Gewisse Kaufstraßen in der inneren Stadt sind am Tage fast ganz frei von Prostituierten. Sie werden eben in den Kaufstunden mehr von Frauen als von Männern begangen. Abends ändert sich das. Wenn die Lampen hinter den großen Spiegelscheiben der Geschäfte abgedreht, wenn die vielen Warenhausmädchen heimgegangen sind, kommen vom Westen unablässig, wie geschoben von unsichtbarem Schicksal, die käuflichen Mädchen. Meist zu zweit. Und zwar sind es in der Mehrzahl solche, die in der etwas stilleren Leipziger Straße nicht aufs Geschäft gehen, die sie nur als Durchgang nach der Friedrichstadt benutzen. Hier und da bietet sich wohl auch eine an und verschwindet in eine der Nebenstraßen; aber die meisten streben dem Zentrum des Liebesmarktes zu.

Nur gegen Morgen sieht man sie zurückkehren. Einzelne laufen müde und matt. Oft sind es Mädchen aus dem Vorort, die nur mal so gelegentlich vom Nachtleben Berlins genascht haben.

* * *

Die Bülowstraße wird auf dem westlichen Ende als Markt benutzt. Am stärksten in der Nähe der Potsdamer Straße. Und nur abends und nachts. Trotzdem die Bülowstraße zum Westen von Berlin gehört, bietet sich dort eine Art von Dirnen an, die eigentlich nicht zum wohlhabenden und auch wohl verschwenderischen Westen stimmen. Es sind Mädchen, die meist alle Unarten des Berliner Kleinbürgertums an sich haben, fast stets geschmacklos gekleidet sind, die sich anbieten, nicht wie die Mädchen der Friedrichstadt und des Potsdamer Platzes, warten, bis sie angesprochen werden, sondern sich mit »Komm mit, Schatz!«, »Kleener, komm doch!« aufdrängen und auch gelegentlich roh schimpfen. Ihre Kunden sind eben oft derb kleinbürgerlich. Es sind jene Bewohner Schönebergs und der westlichen Stadtteile, die nur wenige Mark dem Mädchen für seine Gefälligkeit geben, es grob behandeln und tief demütigen.

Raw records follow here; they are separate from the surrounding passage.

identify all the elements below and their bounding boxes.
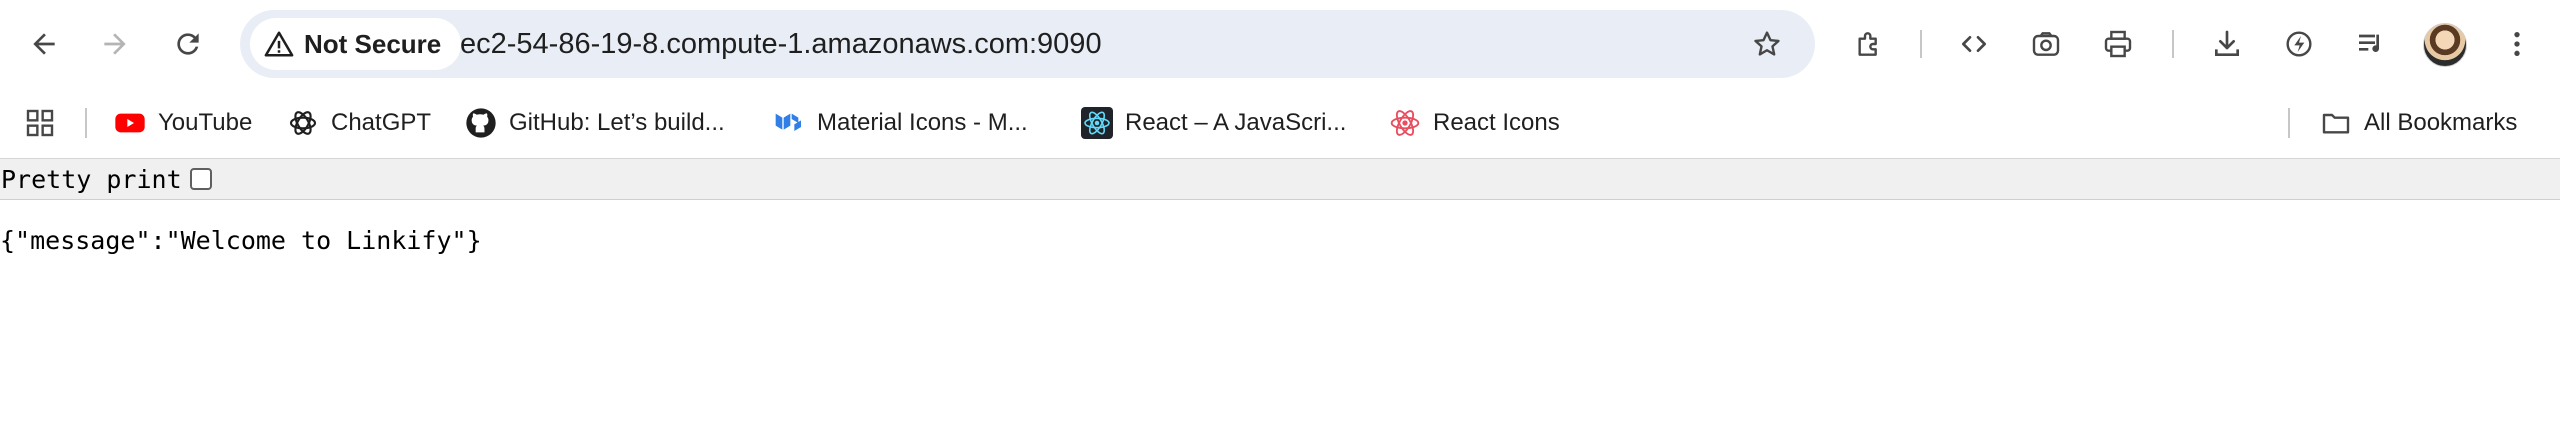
kebab-menu-icon: [2514, 32, 2520, 56]
bookmark-label: React Icons: [1433, 109, 1560, 136]
bookmark-youtube[interactable]: YouTube: [114, 88, 252, 158]
toolbar-divider: [2172, 30, 2174, 58]
performance-button[interactable]: [2277, 22, 2321, 66]
bookmarks-divider: [2288, 108, 2290, 138]
bookmark-label: GitHub: Let’s build...: [509, 109, 725, 136]
code-icon: [1962, 35, 1986, 52]
profile-avatar[interactable]: [2423, 23, 2467, 67]
toolbar-divider: [1920, 30, 1922, 58]
media-queue-button[interactable]: [2349, 22, 2393, 66]
react-icons-icon: [1389, 107, 1421, 139]
bookmark-label: ChatGPT: [331, 109, 432, 136]
material-ui-icon: [773, 107, 805, 139]
back-button[interactable]: [22, 22, 66, 66]
bookmark-react[interactable]: React – A JavaScri...: [1081, 88, 1346, 158]
dev-tools-button[interactable]: [1952, 22, 1996, 66]
back-arrow-icon: [33, 33, 55, 55]
address-bar[interactable]: Not Secure ec2-54-86-19-8.compute-1.amaz…: [240, 10, 1815, 78]
bookmarks-bar: YouTube ChatGPT GitHub: Let’s build... M…: [0, 88, 2560, 158]
browser-toolbar: Not Secure ec2-54-86-19-8.compute-1.amaz…: [0, 0, 2560, 88]
react-icon: [1081, 107, 1113, 139]
screenshot-button[interactable]: [2024, 22, 2068, 66]
screenshot-icon: [2032, 32, 2060, 56]
puzzle-icon: [1858, 32, 1877, 56]
not-secure-label: Not Secure: [304, 28, 442, 59]
bookmark-label: YouTube: [158, 109, 253, 136]
star-icon: [1754, 31, 1780, 56]
reload-button[interactable]: [166, 22, 210, 66]
media-queue-icon: [2359, 34, 2379, 52]
bookmark-material-icons[interactable]: Material Icons - M...: [773, 88, 1028, 158]
bookmark-star-button[interactable]: [1745, 22, 1789, 66]
forward-arrow-icon: [104, 33, 126, 55]
forward-button[interactable]: [93, 22, 137, 66]
extensions-button[interactable]: [1847, 22, 1891, 66]
bookmarks-divider: [85, 108, 87, 138]
all-bookmarks-button[interactable]: All Bookmarks: [2320, 88, 2517, 158]
url-text[interactable]: ec2-54-86-19-8.compute-1.amazonaws.com:9…: [460, 10, 1102, 78]
apps-grid-icon: [24, 107, 56, 139]
all-bookmarks-label: All Bookmarks: [2364, 109, 2518, 136]
downloads-button[interactable]: [2205, 22, 2249, 66]
bookmark-react-icons[interactable]: React Icons: [1389, 88, 1560, 158]
menu-button[interactable]: [2495, 22, 2539, 66]
folder-icon: [2320, 107, 2352, 139]
bookmark-label: Material Icons - M...: [817, 109, 1028, 136]
reload-icon: [177, 33, 199, 55]
pretty-print-checkbox[interactable]: [189, 168, 212, 190]
download-icon: [2215, 30, 2239, 56]
pretty-print-bar: Pretty print: [0, 158, 2560, 200]
performance-icon: [2286, 31, 2312, 57]
github-icon: [465, 107, 497, 139]
print-button[interactable]: [2096, 22, 2140, 66]
bookmark-chatgpt[interactable]: ChatGPT: [287, 88, 431, 158]
json-response-text: {"message":"Welcome to Linkify"}: [0, 226, 482, 255]
security-indicator[interactable]: Not Secure: [250, 18, 462, 70]
bookmark-label: React – A JavaScri...: [1125, 109, 1347, 136]
bookmark-github[interactable]: GitHub: Let’s build...: [465, 88, 725, 158]
apps-shortcut[interactable]: [24, 88, 56, 158]
warning-triangle-icon: [264, 31, 294, 57]
pretty-print-label: Pretty print: [1, 164, 182, 194]
youtube-icon: [114, 107, 146, 139]
print-icon: [2104, 30, 2132, 58]
chatgpt-icon: [287, 107, 319, 139]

Die Gegend hat den Spitznamen »am Bülowbogen« bekommen. In den dunklen Nebenstraßen warten allerlei bunterleuchtete fragwürdige Kaffeehäuser, Bars, Tanzlokale und Keller. Hier locken männlich gekleidete Frauen nicht nur die Männer, hier locken sie auch Frauen an. Und durch die muffigen Straßen zieht eine parfümierte Halbeleganz.

* * *

Solche Märkte, die für das Kleinbürgertum und für die niederen Klassen bestimmt sind, hat Berlin in jedem Viertel. In der City fast gar nicht mehr. Aber um sie herum zieht sich ein ganzer Kranz von Liebesmärkten.

siehe Bildunterschrift

Vor dem Grünen Wagen.
»Na nu dalli! Rinn mit Sie – olles – –«
»Stille biste, Spitzkopp, keene Inchurie nich!«
(Zeichnung von Fr. Jüttner um 1900.)

Ein dunkelster Winkel Berlins, die Gegend am Oranienburger Tor, hat die hellste Beleuchtung, das bunteste Treiben. Es ist, wie wenn sich das Laster am grellsten, schreiendsten drapieren müßte, wie wenn dunkles Treiben nicht immer Licht scheut, sondern es nur zu oft in größter Fülle braucht, es verschwendet, um so recht zur Geltung zu kommen.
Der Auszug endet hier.